On their sixth outing, Confetti - also their first away from the clawing clutches of Simon Cowell and his label Syco - comes a stride forward in reminding the world of the behemoth Little Mix has become. Given the situation, almost freedom, that the assertive group find themselves in, there’s certainly a gap in Confetti that leaves you wishing there was a further step forward into something coherent.
Front-loaded with smash hits "Break Up Song" and "Holiday", to have this watertight bow of perfect pop then move through a sparkling sequence of songs to "Another Pop Song" which, for all it's Cowell baiting - and absolute truth - feels disingenuous. They've broken away from the lion's den, and have simply erected their own which feels just as entrapping.
Certainly, a group such as Little Mix are a moulded to serve a certain purpose - where most artists can break away from this and explore further territory - the four-piece are beholden to their shackles of serving admittedly impeccably crafted pop about sex, love and breakups. But when its served in a manner that hops between the matter in a disjointed fashion, to come along for the ride on a full-length is quite the struggle. In their components, Confetti's make up is fierce, brash, melodiously incumbent and perfectly befitting these ever-darkening days, but once you settle in, certainly the confetti rains down, but any resonance or semblance of an emotional deliverance leaves the dance floor.

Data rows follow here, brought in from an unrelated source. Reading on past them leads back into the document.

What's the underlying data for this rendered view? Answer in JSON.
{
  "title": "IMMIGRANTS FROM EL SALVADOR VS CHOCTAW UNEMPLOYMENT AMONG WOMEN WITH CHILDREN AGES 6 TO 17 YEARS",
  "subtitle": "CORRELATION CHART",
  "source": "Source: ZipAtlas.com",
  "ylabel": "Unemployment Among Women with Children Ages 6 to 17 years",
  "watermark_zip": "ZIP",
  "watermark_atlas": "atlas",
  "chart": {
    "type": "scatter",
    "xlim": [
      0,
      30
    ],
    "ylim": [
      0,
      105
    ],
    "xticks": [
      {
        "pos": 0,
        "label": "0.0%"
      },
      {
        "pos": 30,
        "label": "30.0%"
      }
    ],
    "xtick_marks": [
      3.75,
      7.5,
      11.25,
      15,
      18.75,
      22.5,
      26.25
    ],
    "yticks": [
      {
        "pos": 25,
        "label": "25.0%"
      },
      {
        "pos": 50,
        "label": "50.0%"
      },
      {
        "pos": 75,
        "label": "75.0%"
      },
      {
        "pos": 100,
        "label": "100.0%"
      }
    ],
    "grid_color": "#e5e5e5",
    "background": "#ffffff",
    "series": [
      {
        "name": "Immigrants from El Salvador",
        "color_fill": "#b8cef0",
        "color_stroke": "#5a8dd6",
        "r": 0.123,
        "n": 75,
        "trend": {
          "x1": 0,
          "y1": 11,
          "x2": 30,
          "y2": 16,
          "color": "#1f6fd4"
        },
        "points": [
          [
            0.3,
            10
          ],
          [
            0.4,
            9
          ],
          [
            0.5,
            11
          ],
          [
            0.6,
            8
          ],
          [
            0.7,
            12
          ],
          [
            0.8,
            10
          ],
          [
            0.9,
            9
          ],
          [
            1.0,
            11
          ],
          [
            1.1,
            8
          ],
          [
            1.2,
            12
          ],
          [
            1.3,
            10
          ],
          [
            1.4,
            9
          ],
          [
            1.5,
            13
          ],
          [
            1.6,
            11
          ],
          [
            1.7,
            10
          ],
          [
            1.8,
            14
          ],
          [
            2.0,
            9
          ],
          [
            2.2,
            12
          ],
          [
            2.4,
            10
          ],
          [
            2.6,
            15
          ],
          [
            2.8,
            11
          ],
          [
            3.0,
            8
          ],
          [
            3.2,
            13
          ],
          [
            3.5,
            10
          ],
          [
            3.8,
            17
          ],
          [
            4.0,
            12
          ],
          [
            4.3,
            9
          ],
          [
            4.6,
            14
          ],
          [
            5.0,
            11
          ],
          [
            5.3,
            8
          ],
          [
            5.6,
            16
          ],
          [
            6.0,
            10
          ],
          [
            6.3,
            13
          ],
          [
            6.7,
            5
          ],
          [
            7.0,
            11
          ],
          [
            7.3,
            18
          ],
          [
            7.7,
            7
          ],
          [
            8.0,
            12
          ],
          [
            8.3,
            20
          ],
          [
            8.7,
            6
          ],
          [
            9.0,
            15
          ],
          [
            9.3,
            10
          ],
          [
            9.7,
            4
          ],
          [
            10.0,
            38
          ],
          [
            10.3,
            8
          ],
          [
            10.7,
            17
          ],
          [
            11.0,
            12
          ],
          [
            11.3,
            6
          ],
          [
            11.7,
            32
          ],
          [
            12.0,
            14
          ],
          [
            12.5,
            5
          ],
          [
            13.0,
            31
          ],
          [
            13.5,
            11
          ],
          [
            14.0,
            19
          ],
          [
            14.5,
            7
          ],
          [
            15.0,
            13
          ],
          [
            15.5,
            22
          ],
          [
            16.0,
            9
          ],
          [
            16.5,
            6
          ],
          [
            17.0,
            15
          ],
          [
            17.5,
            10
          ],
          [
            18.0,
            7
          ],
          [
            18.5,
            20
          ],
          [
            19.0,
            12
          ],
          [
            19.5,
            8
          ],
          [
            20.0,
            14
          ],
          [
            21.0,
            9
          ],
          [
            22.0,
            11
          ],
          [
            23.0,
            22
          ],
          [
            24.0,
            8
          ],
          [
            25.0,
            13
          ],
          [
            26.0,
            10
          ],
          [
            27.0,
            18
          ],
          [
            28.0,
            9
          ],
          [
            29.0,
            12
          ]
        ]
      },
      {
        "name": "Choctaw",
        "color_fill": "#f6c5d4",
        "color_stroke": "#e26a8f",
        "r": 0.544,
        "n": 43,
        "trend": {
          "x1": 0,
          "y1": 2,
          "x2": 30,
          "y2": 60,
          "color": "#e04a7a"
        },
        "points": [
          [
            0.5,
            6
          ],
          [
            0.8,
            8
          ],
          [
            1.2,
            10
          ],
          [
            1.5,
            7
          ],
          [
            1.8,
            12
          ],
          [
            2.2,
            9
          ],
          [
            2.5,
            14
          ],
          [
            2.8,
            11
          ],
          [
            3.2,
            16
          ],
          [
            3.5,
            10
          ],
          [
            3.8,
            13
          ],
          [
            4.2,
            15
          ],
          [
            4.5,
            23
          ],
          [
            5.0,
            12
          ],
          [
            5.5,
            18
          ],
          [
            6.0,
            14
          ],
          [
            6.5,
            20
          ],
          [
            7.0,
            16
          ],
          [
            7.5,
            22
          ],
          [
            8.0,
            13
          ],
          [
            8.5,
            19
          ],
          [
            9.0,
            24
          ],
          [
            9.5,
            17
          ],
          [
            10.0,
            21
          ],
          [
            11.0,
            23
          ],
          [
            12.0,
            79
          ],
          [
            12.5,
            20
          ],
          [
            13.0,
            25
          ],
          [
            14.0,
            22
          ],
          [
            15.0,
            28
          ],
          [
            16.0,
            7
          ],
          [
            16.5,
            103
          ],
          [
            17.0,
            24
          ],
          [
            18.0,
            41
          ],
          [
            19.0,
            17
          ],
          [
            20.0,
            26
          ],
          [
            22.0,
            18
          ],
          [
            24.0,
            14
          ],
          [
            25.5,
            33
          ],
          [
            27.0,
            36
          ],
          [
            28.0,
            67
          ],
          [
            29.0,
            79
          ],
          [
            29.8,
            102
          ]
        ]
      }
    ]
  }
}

Tracks such as "Happiness", with its gloriously fluttering lyrics regarding self-love and acceptance of what you want from another person, and "Gloves", with its euphoric, deep groove perfectly befitting a musical with its rapture, lift Confetti's spirits. The moments that shine - and there are a lot of them - are blinding. Even when the party slows to appreciate the human nature of friendship (“My Love Won’t Let You Down”). the shimmer holds you close.
If you're looking for choice picks that suit your current standing (single / taken / stuck in lockdown lusting) then you'll find what you need - a relatable nature is served up on a silver platter - but a greater understanding of anything other than the above shall not be found. Pop for pop's sake is never a bad thing, but when a band like Little Mix are in the midst of a year that's seen them take no prisoner, a little more care in the craft of the big picture wouldn't go amiss.